Franz Inc. has impressive technology, semantic graph technology that goes by the name of AllegroGraph. I could describe the technical nuts and bolts of this in detail – how it organizes data and indexes it and integrates it – but I’d rather not drag you into the weeds. Just take my word for it that the AllegroGraph technology environment is sophisticated.
If you want to understand what AllegroGraph can do in practice, think of its data layer as storage for every kind of data: structured data from databases or data warehouses, device IoT data and log file data and unstructured data such as text and notes. Now envisage AllegroGraph combined with Hadoop, creating a “semantic data lake” that combines all related definitional data: database schemas, dictionaries of terminology and full-blown ontologies for given areas of business activity. Finally, think of this rich semantic data lake as being coherently integrated and available to a multitude of applications.
The Semantic Data Lake
Such a data lake would be able to support every variety of BI application and every variety of analytics: discovery, predictive analytics, machine learning and so on. In that respect it would be equivalent to a well-organized Hadoop data lake. AllegroGraph is in fact implemented on Hadoop/HDFS and can support all such activity. But it is more than that and capable of much more. This is due primarily to the fact that it stores all data as triples. A triple, if you didn’t know, is the smallest unit of data that embodies meaning, which it does in the form of subject-predicate-object (noun-relationship/verb-noun). All data can be broken down into triples, which is what AllegroGraph does to the data it stores.
However, when AllegroGraph stores data it does more than that. It captures the meaning of the data, modeling the events in the data and annotating the meaning in respect of its unified ontology. (If the word ontology makes your eyes glaze over, then think of this as a unified dictionary of terminology.) It is important to understand precisely what it does. In a sense, the data is being stored according to its meaning in a manner that is analogous to how data is stored in our human memory. AllegroGraph associates data objects one to another meaningfully, creating links between them that can be expressed as graphs.
This can be put to practical use in innovative ways. In this blog post, I’ll discuss the big picture.

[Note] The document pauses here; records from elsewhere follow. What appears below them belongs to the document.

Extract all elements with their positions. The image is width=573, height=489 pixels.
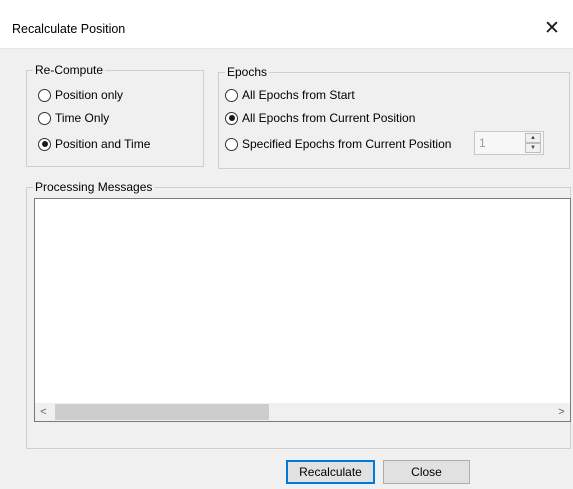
recompute-group-label: Re-Compute: [33, 63, 106, 77]
radio-all-epochs-from-current-label: All Epochs from Current Position: [242, 111, 416, 125]
recalculate-button[interactable]: Recalculate: [286, 460, 375, 484]
radio-selected-dot: [41, 141, 48, 147]
radio-circle-position-and-time[interactable]: [38, 137, 51, 151]
radio-all-epochs-from-start[interactable]: All Epochs from Start: [225, 87, 355, 103]
scrollbar-thumb[interactable]: [55, 404, 269, 420]
radio-circle-all-epochs-from-start[interactable]: [225, 88, 238, 102]
radio-all-epochs-from-start-label: All Epochs from Start: [242, 88, 355, 102]
horizontal-scrollbar[interactable]: < >: [35, 403, 570, 421]
radio-position-only[interactable]: Position only: [38, 87, 123, 103]
title-bar: Recalculate Position ✕: [0, 0, 573, 49]
radio-circle-time-only[interactable]: [38, 111, 51, 125]
epochs-group-label: Epochs: [225, 65, 270, 79]
epochs-count-spinner[interactable]: 1 ▲ ▼: [474, 131, 544, 155]
close-icon[interactable]: ✕: [537, 14, 567, 44]
radio-circle-all-epochs-from-current[interactable]: [225, 111, 238, 125]
scroll-right-icon[interactable]: >: [553, 403, 570, 421]
radio-position-only-label: Position only: [55, 88, 124, 102]
radio-circle-position-only[interactable]: [38, 88, 51, 102]
spin-up-icon[interactable]: ▲: [525, 133, 541, 143]
processing-messages-box[interactable]: < >: [34, 198, 571, 422]
radio-position-and-time-label: Position and Time: [55, 137, 151, 151]
processing-messages-label: Processing Messages: [33, 180, 155, 194]
radio-circle-specified-epochs[interactable]: [225, 137, 238, 151]
dialog-title: Recalculate Position: [12, 22, 126, 36]
radio-selected-dot: [228, 115, 235, 121]
radio-position-and-time[interactable]: Position and Time: [38, 136, 150, 152]
radio-specified-epochs-label: Specified Epochs from Current Position: [242, 137, 452, 151]
recalculate-position-dialog: Recalculate Position ✕ Re-Compute Positi…: [0, 0, 573, 489]
epochs-count-value[interactable]: 1: [479, 136, 486, 150]
close-button[interactable]: Close: [383, 460, 470, 484]
scroll-left-icon[interactable]: <: [35, 403, 52, 421]
radio-time-only[interactable]: Time Only: [38, 110, 109, 126]
radio-all-epochs-from-current[interactable]: All Epochs from Current Position: [225, 110, 415, 126]
radio-specified-epochs[interactable]: Specified Epochs from Current Position: [225, 136, 451, 152]
radio-time-only-label: Time Only: [55, 111, 110, 125]
spin-down-icon[interactable]: ▼: [525, 143, 541, 153]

Semantic Technology Comes of Age
I suspected that semantic technology was approaching maturity when IBM injected heaps of marketing dollars into its Watson technology, began to beat the drum for “cognitive computing” and invented a whole new buzzword. If you’re not sure what cognitive computing is, it is (according to a simple definition I found on TechTarget.com) the computer simulation of human thought processes. And maybe that was the impression you got when IBM’s Watson beat three past champions at the very “cognitive” game of Jeopardy – it was “out-thinking” them.
In truth, the science of psychology has not yet advanced to the stage where it can rigorously define all human thought processes and describe them definitively, but most aspects of “cognition” are reasonably well understood and can be computerized. However, in my view, IBM’s marketing staff has muddied the waters by throwing pretty much everything, including the kitchen sink, into its description of Watson and its articulation of cognitive computing. It seems to include data analytics of every variety, including machine learning, natural language processing, reasoning (to the limits of AI and including probabilistic algorithms), pattern recognition of every variety, heuristics and semantics.
And naturally, IBM has a collection of software products that provide each of these capabilities in some way. But nevertheless it has not explained cognitive computing in any coherent way. Perhaps it should explain its explanation.
IBM claims that a cognitive system can “understand data, learn from it and reason through it.” And therein lies the problem. In the hope of exciting undue enthusiasm, IBM’s marketing mavens have decided that cognitive computing equates to understanding. It cannot and does not. Computers can neither understand nor be aware. All they can do is model human cognitive processes.
Conceptual Computing and the Semantic Data Lake
What AllegroGraph provides is, in my view, a breath of fresh air and a more coherent approach. I prefer to think of what it delivers as “conceptual” rather than “cognitive” computing because of the way it computes over concepts rather than just dumb, raw data. By gathering as much definitional data as possible – database schemas and dictionaries of terminology and ontologies – and by rationalizing them and also all associated data on ingest, AllegroGraph creates a “conceptual record” of the data. Each data entity is provided with a context whose meaning is known and can be illustrated simply by displaying a graph of its relationship to other entities.
AllegroGraph provides a particularly neat way of examining the context of any entity it stores or any instance of it through a contextual browser. The beauty of this lies to some extent in its ability to enhance the user’s understanding of the data. The data is arranged in the way the brain probably arranges data by meaningful association. It can thus be traversed in that manner whether one is examining an individual person or a related group of people or a network of people. This is illustrated by Figure 1.
The point is that the Semantic Data Lake provides the conceptual foundation for exploring the data and building applications that process it. And if you want to plug in analytics routines, machine learning routines, pattern matching capability, reasoning software and other semantic applications, then you can. Maybe such a collection of sophisticated applications plugged into the semantic data lake can be thought of as cognitive computing, but the basis of it is the conceptual framework that AllegroGraph provides.